Le juge peut, en application de l'article 1228 suivant, selon les circonstances, constater ou prononcer la résolution ou ordonner l'exécution du contrat, en accordant éventuellement un délai au débiteur, ou allouer seulement des dommages et intérêts.

Les articles 1604 et 1610 de ce code, relatifs au contrat de vente, précisent que le vendeur est tenu de délivrer la chose vendue, le non-respect de cette obligation autorisant l'acquéreur à opter pour l'exécution forcée du contrat ou sa résolution avec dommages et intérêts et que si le vendeur manque à faire la délivrance dans le temps convenu entre les parties, l'acquéreur peut, à son choix, demander la résolution de la vente, ou sa mise en possession, si le retard ne vient que du fait du vendeur.

Les conditions générales de vente de la société Cli, qui sont opposable à la société Kit-Aero, qui les a acceptées lorsqu'elle a ouvert un compte, prévoient, dans leur article 3 « délais de livraison », que les délais de livraison prévus dans les accusés de réception de commandes sont donnés à titre indicatif. Les retards ne peuvent en aucun cas justifier l'annulation de la commande, une indemnité quelconque ou l'application de pénalités de retard.
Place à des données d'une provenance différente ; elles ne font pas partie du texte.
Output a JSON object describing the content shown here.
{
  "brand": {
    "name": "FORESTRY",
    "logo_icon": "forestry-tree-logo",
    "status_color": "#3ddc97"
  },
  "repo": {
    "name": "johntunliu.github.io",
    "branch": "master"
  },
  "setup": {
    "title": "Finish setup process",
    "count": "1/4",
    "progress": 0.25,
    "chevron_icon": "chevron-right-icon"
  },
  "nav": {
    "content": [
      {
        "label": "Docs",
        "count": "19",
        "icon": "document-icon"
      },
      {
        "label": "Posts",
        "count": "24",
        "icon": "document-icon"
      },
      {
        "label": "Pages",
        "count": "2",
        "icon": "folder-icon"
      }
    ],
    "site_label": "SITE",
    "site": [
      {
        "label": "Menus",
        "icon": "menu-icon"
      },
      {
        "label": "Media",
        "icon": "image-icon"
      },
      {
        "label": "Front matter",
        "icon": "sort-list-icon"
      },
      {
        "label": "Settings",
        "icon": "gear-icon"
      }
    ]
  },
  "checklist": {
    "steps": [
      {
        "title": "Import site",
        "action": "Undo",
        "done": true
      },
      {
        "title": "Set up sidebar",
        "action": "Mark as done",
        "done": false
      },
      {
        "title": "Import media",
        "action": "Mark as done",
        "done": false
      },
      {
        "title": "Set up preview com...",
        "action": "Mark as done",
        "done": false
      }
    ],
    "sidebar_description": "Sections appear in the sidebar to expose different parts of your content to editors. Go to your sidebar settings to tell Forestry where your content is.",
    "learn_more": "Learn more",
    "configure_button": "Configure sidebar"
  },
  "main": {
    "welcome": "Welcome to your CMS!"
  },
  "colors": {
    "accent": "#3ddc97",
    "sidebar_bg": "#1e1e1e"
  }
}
Le vendeur est dégagé de plein droit de tout engagement de délai relatif à ses livraisons et se réserve expressément le droit de le suspendre :

- dans le cas où les renseignements techniques ou commerciaux, spécifications, à fournir par le client ne seraient pas reçus en temps voulu par le vendeur ;

- en cas de force majeure ou d'évènements tels que : conflits sociaux, épidémie, guerre ; réquisition, incendie, inondation, accidents d'outillage, rebut important de pièces en cours de fabrication, interruption ou retard dans les transports ou toute autre cause amenant un chômage total ou partiel chez le vendeur ou ses fournisseurs.

Est considéré entre autres comme cas de force majeure, l'interdiction éventuelle d'exporter édictée par le gouvernement du pays d'origine du matériel.
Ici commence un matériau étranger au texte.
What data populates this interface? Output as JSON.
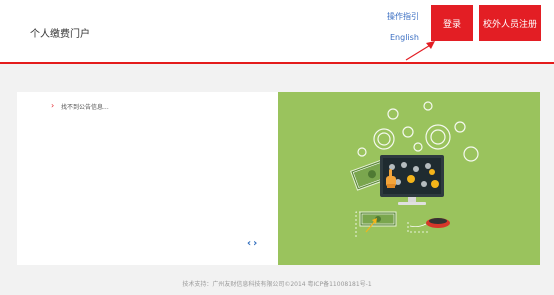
{
  "header": {
    "title": "个人缴费门户",
    "guide_link": "操作指引",
    "lang_link": "English",
    "login_button": "登录",
    "register_button": "校外人员注册"
  },
  "notice": {
    "text": "找不到公告信息..."
  },
  "pager": {
    "prev": "‹",
    "next": "›"
  },
  "footer": {
    "text": "技术支持：广州友财信息科技有限公司©2014 粤ICP备11008181号-1"
  },
  "colors": {
    "brand_red": "#e31e24",
    "link_blue": "#3a6ec2",
    "banner_green": "#9ac35d"
  }
}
Il résulte des échanges de courriels entre les parties, entre le 31 mars 2020 et le 30 avril 2020, que la société Kit-Aero était informée que les délais ne seraient pas inférieurs à cinq semaines à compter de la commande compte tenu de la réouverture progressive de l'usine Glenair et que le délai de deux semaines, qu'elle sollicitait, n'était pas réalisable.
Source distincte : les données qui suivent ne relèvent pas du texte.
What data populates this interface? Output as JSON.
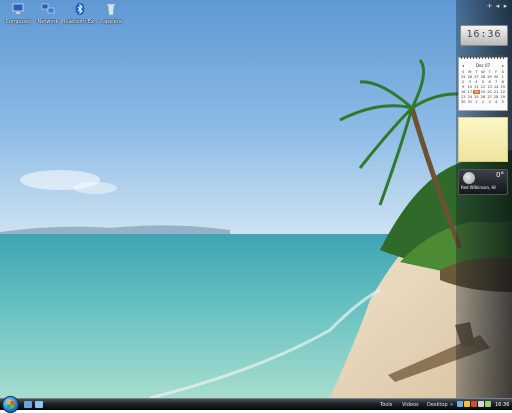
{
  "desktop": {
    "icons": [
      {
        "label": "Computer",
        "icon": "computer-icon"
      },
      {
        "label": "Network",
        "icon": "network-icon"
      },
      {
        "label": "Bluetooth Ex...",
        "icon": "bluetooth-icon"
      },
      {
        "label": "Papelera",
        "icon": "recycle-bin-icon"
      }
    ]
  },
  "sidebar": {
    "controls": [
      {
        "label": "+",
        "icon": "add-gadget-icon"
      },
      {
        "label": "◂",
        "icon": "previous-icon"
      },
      {
        "label": "▸",
        "icon": "next-icon"
      }
    ],
    "clock": {
      "time": "16:36"
    },
    "calendar": {
      "month": "Dec 07",
      "prev": "◂",
      "next": "▸",
      "weekdays": [
        "S",
        "M",
        "T",
        "W",
        "T",
        "F",
        "S"
      ],
      "days": [
        "25",
        "26",
        "27",
        "28",
        "29",
        "30",
        "1",
        "2",
        "3",
        "4",
        "5",
        "6",
        "7",
        "8",
        "9",
        "10",
        "11",
        "12",
        "13",
        "14",
        "15",
        "16",
        "17",
        "18",
        "19",
        "20",
        "21",
        "22",
        "23",
        "24",
        "25",
        "26",
        "27",
        "28",
        "29",
        "30",
        "31",
        "1",
        "2",
        "3",
        "4",
        "5"
      ],
      "today": "18"
    },
    "notes": {
      "text": ""
    },
    "weather": {
      "temp": "0°",
      "location": "Red Wilkinson, HI",
      "icon": "moon-icon"
    }
  },
  "taskbar": {
    "start": {
      "icon": "windows-flag-icon"
    },
    "quick_launch": [
      {
        "icon": "show-desktop-icon",
        "color": "#6aa6d8"
      },
      {
        "icon": "switch-windows-icon",
        "color": "#8cc6f0"
      }
    ],
    "toolbars": [
      "Tools",
      "Videos",
      "Desktop"
    ],
    "chevron": "»",
    "tray_icons": [
      {
        "icon": "network-tray-icon",
        "color": "#6ab0e8"
      },
      {
        "icon": "warning-tray-icon",
        "color": "#f2c230"
      },
      {
        "icon": "security-tray-icon",
        "color": "#d84b2a"
      },
      {
        "icon": "volume-tray-icon",
        "color": "#cfd6de"
      },
      {
        "icon": "battery-tray-icon",
        "color": "#9fd36a"
      }
    ],
    "time": "16:36"
  }
}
La société Kit-Aero a fixé une date de livraison au 8 juin 2020, dans son bon de commande en date du 11 mai 2020 (soit quatre semaines), avec un courriel, accompagnant celle-ci, qui précise qu'elle est dans l'attente d'un «'accusé de réception confirmant la meilleure date de livraison'», ce que reprend ledit accusé de réception, daté du même jour, avec la mention «'8 juin 2020 à réduire'sous réserve de nouvelles informations fournisseur ». Elle n'a sollicité la société Cli à propos de cette livraison que le 9 juin 2020 considérant que cette dernière date était celle de la livraison effective. La date du 8 juin 2020 n'était, donc, pas une condition déterminante de la vente.'

La livraison d'une seule pièce sur les deux pièces commandées est intervenue le 15 juin 2020 et correspond au délai de cinq semaines initialement annoncé. La société Kit-Aero ne rapporte pas la preuve qu'elle aurait informé sa cocontractante de ce qu'elle devait, elle-même, effectuer la livraison au client final, à savoir la société Airbus Helicopters Gmbh, le 17 juillet 2020.

Au demeurant, elle ne conteste pas que, bien qu'ayant ouvert un compte auprès de la société Cli le 4 mai 2020, dans le cadre des échanges de courriels visés ci-dessus, faisant état de sa volonté d'une livraison rapide, elle n'a passé la commande, le 11 mai, qu'à la suite d'une relance du vendeur.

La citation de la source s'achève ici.